By 1980 punk was pretty much over. Hardcore, with its uniform and male aggro, was on one side, hyphenated art world rejects on the other, and the rockers had mostly fled the city — Johnny Thunders And The Heartbreakers to Europe, The Cramps to L.A., and too many to mention to an early grave. Clubs where you shared bar space with bikers and winos were out and “new wave” discos  were in. Velvet ropes, doormen, Eurotrash, disco and cocaine had moved downtown. Max’s, The Senders’ home base, had shuttered its doors in November ’81 and the band moved their residency to the Continental, where the Bowery starts at 8th Street. (Fittingly, the club in its previous incarnation, Jack The Ribber, had hosted Screamin’ Jay Hawkins’ extended residency), although The Senders would play every club, bar, loft party and stage in the city at some point.

Being perpetually out of fashion and simultaneously ahead and behind their times, The Senders never landed a big record deal; they recorded for whoever would have them, be it Max’s own record label, the Midnight Records store label, some label in France, et al. But this means, like other bands of a similar mindset — The Blasters, The Fabulous Thunderbirds, Dr. Feelgood, The Red Devils The Senders were never neutered, processed, remolded, cleaned up or spit out by the record biz. No overproduced ’80s sounding discs, no embarrassing videos, nothing they couldn’t be proud of.

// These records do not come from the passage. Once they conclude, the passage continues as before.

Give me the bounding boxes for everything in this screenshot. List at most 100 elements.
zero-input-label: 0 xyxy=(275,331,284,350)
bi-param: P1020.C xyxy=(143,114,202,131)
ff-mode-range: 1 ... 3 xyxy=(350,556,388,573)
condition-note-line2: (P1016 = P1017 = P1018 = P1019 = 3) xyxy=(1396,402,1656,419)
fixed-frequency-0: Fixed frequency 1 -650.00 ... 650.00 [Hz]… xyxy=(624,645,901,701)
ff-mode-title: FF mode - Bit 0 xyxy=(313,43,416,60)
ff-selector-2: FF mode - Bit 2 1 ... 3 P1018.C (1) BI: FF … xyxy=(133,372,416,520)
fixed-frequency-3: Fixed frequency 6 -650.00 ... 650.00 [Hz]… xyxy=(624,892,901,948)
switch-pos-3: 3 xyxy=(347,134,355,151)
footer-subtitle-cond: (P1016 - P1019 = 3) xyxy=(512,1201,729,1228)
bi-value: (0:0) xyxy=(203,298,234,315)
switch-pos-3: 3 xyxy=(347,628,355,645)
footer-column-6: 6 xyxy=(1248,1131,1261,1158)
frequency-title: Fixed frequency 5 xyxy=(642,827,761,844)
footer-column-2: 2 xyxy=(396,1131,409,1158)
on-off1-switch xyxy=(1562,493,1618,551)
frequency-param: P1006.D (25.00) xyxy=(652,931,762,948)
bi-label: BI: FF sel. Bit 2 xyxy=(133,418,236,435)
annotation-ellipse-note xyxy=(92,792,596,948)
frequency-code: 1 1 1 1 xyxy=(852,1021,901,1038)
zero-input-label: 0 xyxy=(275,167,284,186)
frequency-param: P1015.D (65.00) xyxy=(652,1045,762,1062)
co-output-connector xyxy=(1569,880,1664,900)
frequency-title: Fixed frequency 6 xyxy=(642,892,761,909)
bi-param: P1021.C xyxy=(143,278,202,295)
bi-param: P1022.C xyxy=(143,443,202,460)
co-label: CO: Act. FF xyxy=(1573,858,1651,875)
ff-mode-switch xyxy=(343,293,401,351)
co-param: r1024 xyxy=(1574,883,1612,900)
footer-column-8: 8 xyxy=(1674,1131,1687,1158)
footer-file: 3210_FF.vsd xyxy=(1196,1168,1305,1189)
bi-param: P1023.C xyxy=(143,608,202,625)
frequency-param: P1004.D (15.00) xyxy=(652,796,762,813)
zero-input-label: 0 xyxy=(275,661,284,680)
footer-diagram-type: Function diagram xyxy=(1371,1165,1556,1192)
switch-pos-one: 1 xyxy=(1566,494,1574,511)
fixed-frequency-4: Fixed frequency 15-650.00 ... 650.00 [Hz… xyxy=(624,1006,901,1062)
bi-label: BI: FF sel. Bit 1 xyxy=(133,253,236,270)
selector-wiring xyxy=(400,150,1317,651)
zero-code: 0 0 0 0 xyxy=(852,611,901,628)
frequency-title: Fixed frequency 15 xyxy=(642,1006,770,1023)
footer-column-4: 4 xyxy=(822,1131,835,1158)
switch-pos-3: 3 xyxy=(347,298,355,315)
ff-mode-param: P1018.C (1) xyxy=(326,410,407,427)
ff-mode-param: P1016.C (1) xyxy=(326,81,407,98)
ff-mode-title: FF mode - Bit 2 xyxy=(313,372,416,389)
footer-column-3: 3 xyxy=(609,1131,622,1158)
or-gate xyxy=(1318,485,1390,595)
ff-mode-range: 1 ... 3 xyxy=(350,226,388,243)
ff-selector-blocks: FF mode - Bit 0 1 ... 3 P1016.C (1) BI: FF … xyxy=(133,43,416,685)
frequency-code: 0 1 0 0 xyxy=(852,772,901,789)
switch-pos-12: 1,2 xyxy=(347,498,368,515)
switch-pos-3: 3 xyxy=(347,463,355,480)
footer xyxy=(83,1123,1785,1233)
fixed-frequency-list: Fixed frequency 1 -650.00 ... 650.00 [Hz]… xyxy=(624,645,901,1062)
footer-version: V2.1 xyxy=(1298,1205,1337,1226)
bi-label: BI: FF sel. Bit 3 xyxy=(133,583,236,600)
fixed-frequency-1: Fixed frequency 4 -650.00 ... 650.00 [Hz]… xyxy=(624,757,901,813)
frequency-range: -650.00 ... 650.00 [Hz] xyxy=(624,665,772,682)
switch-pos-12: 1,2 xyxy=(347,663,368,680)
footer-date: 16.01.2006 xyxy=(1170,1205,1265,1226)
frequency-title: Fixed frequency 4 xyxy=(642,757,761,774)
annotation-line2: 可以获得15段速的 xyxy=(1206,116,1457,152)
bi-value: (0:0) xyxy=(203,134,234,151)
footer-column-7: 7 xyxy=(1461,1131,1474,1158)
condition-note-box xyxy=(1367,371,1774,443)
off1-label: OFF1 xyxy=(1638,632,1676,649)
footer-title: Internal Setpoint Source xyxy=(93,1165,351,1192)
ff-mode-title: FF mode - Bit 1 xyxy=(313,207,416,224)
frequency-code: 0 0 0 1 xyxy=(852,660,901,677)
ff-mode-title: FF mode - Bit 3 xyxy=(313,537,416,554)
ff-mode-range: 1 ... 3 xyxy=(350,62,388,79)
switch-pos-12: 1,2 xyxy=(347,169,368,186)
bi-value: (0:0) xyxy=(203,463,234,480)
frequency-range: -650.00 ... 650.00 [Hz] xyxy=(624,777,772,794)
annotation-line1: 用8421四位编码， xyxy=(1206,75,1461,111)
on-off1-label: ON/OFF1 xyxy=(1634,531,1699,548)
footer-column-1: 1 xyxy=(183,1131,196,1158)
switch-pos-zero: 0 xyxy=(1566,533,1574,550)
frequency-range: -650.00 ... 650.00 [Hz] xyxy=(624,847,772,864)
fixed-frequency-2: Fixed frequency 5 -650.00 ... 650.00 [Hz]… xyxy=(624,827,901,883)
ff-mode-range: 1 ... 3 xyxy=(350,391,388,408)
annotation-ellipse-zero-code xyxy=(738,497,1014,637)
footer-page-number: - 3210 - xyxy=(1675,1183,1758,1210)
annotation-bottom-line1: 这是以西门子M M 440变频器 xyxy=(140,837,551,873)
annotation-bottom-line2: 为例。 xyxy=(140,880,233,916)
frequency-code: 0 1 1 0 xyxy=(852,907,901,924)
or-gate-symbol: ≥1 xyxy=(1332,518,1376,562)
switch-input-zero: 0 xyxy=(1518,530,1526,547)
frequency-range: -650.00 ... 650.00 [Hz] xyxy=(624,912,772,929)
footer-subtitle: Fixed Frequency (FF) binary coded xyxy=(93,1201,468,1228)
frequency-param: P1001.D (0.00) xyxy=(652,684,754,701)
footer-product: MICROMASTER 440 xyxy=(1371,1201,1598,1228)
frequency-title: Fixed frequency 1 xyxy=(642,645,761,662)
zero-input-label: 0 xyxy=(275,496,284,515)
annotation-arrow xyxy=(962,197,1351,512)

The 27 tunes here are a cross-sampling of what they did — The Senders’ thing. Tunes by Don & Dewey, Bill Allen, Howlin’ Wolf and Otis Blackwell sit beside their originals like Fat Face, Don’t Mind Me, My Baby Glows In The Dark; raw, unvarnished, unproduced and great. If you were there, you remember, if you missed it, here’s your chance.

All Killer No Filler is the first definitive collection of the rip-snortin’ recorded legacy of these New York City rock ’n’ roll diehards. This compilation features over two dozen tracks, captured in down-and-dirty studios and sweaty dives between. All the tracks are previously unreleased or long out of print — including an entire (previously unreleased) LP side with Johnny Thunders on guitar.”